Labyrinth Taking Shape at Hartford Seminary

With volunteer help and donations, a labyrinth is taking shape behind the Women’s Leadership Institute building at 76 Sherman Street. Prof. Miriam Therese Winter (shown at left on the roller used to prepare the site) has been working with student Jeanne Pedane to organize the effort, which involves laying bricks and crushed stone in a pattern that invites people to walk and contemplate.

The labyrinth will be used by Hartford Seminary classes, but will also be open to the public. A celebration to mark the opening of the labyrinth will be held at 3:30 p.m. Sept. 24, and all are invited.

Here is a labyrinth primer from The Labyrinth: A Brief Introduction to its History, Meaning and Use by John Algeo.

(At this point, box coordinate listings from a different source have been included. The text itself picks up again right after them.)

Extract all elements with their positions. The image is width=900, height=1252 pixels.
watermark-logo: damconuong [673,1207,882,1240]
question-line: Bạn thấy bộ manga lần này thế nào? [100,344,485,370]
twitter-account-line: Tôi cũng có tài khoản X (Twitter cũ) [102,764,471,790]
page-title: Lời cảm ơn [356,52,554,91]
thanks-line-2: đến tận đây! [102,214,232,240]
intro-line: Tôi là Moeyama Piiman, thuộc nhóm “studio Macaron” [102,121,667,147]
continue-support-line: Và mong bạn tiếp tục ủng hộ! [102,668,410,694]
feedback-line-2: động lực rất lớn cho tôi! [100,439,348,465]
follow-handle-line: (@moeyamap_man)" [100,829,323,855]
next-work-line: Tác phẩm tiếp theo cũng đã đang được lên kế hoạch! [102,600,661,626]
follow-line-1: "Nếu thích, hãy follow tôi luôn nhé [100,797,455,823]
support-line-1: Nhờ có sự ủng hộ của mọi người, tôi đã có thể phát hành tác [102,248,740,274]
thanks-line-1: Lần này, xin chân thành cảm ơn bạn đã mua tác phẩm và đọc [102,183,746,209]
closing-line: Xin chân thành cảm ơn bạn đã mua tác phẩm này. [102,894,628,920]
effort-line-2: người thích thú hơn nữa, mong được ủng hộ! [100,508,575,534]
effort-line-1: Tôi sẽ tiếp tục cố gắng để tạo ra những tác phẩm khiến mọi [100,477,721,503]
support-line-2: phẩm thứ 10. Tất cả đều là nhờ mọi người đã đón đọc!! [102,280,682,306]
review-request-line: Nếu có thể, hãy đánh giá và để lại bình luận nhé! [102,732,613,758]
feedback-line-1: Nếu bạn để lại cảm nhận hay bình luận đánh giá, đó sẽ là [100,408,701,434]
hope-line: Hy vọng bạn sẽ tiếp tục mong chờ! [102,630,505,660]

“You follow the path to the center, where you may wish to pause for a few moments. Then you reverse your direction and retrace your path back out to the starting point. In walking any labyrinth, you should always complete the pattern by following the path both inward and outward, rather than cutting across the pattern at any point. The inward movement needs to be complemented by a corresponding outward return.

“If several persons walk a labyrinth together, they may pass one another, going in either the same direction or opposite to each other. They may pass in meditative silence or quietly salute each other by a nod of the head or a raising of the hands. The effect of meeting fellow pilgrims on the path is part of the labyrinthine experience. The labyrinth is a joyfully sacred space. You do not need to be somber around it, but if someone is walking the labyrinth, it is courteous to respect the need they may have for quiet concentration.

“As you enter the labyrinth, you may focus your thoughts on a question or concern. You may walk the labyrinth with a quiet mind, sensing without particularizing the wonder of the pattern. Or you may walk it with some of its many symbolic meanings held in your mind as seed thoughts. In the labyrinth, as in life, there is no single right way to follow the path.”